Hani bazen, özellikle de hastane yakınlarında, önünüze tanımadığınız birisi çıkar, dolmuş parası olmadığını söyler, sizden para ister ya. Bunu bugün onlarca kişiye yaptığını, söylediği her şeyin yalan olduğunu düşünürsünüz ama diğer tarafınız da 'ya gerçekse' der. 15 lira ne ki, 1 ekmek parası. Sonra parayı verseniz de vermeseniz de kendinizi yanlış bir şey yapmış gibi hissedersiniz. Ya kandırılmışsınızdır ya da yardıma ihtiyacı olan birine size hiçbir zararı olmayacak küçük bir yardımı çok görmüşsünüzdür. Bal gibi de bilirsiniz daha bir hafta önce sırf orası daha sessiz diye daha kötü kahveye 30 lira fazla verdiğinizi ama çok görmüşsünüzdür işte. Çok gördüğünüzden de değil, güvenmediğinizden. Sonra insanlara güvenmediğiniz için kızarsınız kendinize, ya da çok çabuk güvendiğiniz için. Doğru olanı yaptığınıza ikna etmeye çalışırsınız kendinizi. Biraz da kızarsınız çünkü bilirsiniz, siz değilde A orada olsa o parayı asla vermezdi ya da B olsa kesin verirdi. Çünkü sizin aksinize dünyaya karşı net bir duruşu olan insanlardır onlar. Sonra durumun çözümü hakkında düşünmeye başlarsınız, "Kimse dilenmek zorunda kalmasaydı, çalışabilecek durumda olan insanlar dilenecek kadar gurursuz olmasaydı, işsizlik oranları daha düşük olsaydı..." Hiçbir yere varamayacağınızı bile bile yol boyu düşünür durursunuz.

İşte yaptığım her seçimde böyle hissettim ben. Çok düşündüm, çözümler ürettim, kitaplar, makaleler okudum, kavgalar ettim... Sanki her şeyi çözmek benim görevimmiş gibi, sanki ne yapsam yanlışmış gibi sanki sorun benmişim gibi...

Suçluluk gömleğini ilk ne zaman giydim, ne zaman benliğimle böylesine bütünleşti bilmiyorum.

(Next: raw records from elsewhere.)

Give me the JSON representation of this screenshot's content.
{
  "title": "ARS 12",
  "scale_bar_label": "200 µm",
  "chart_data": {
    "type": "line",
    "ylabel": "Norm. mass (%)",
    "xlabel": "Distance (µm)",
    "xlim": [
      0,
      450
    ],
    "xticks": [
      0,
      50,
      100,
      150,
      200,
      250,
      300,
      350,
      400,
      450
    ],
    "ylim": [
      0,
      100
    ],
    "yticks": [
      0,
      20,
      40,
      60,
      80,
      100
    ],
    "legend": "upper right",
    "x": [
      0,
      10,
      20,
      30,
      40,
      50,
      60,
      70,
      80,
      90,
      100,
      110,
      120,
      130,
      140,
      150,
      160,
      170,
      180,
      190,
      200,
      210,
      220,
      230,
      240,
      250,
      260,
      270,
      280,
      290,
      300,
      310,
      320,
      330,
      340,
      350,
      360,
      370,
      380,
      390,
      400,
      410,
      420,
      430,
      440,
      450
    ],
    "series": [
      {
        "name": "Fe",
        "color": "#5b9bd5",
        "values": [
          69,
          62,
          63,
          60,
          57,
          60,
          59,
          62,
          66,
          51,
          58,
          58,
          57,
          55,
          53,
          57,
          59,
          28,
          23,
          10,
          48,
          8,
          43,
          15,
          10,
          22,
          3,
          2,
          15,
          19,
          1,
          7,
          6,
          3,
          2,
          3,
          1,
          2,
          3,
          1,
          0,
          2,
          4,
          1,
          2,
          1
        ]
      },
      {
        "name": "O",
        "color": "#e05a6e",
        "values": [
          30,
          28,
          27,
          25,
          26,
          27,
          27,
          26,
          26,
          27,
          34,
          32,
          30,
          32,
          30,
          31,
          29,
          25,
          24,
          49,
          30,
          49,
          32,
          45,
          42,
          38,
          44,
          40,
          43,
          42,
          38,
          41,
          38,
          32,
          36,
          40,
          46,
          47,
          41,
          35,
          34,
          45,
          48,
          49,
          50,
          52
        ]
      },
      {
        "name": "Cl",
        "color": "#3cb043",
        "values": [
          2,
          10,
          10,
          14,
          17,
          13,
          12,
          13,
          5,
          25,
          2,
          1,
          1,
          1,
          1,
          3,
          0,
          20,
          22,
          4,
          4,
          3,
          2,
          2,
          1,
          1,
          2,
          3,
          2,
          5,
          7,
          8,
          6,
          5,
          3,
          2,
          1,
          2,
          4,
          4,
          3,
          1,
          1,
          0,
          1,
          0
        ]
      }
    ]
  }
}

Sanırım hayatımın kontrolünü tamamen kaybettiğimi hissettiğim yıllardaydı, güvende olmak için hep en doğru olanı yapmam gerektiğine inanmıştım. En doğru diye bir şeyin var olmadığının farkında bile değildim. Sonra büyüdüm, bütün benliğimi kaygı denen bir duygunun üstüne kurduğumun farkında bile olmadan, büyüdüm. Bugün okuduğum bir dergide* "Kendilik evi yeniden inşa edilebilir." yazıyordu. "Bu dünyada kendimizden başka evimiz yok. O evin içinde huzur bulmak, diğer tüm evlerle oluşturulabilecek huzurun ön koşuludur."

Kendilik evini yeniden inşa etmeye çalışan herkese minik bir yalnız değilsin bırakmak istiyorum. Huzuru kendinizden başka bir yerde aramanıza gerek kalmaması dileğiyle.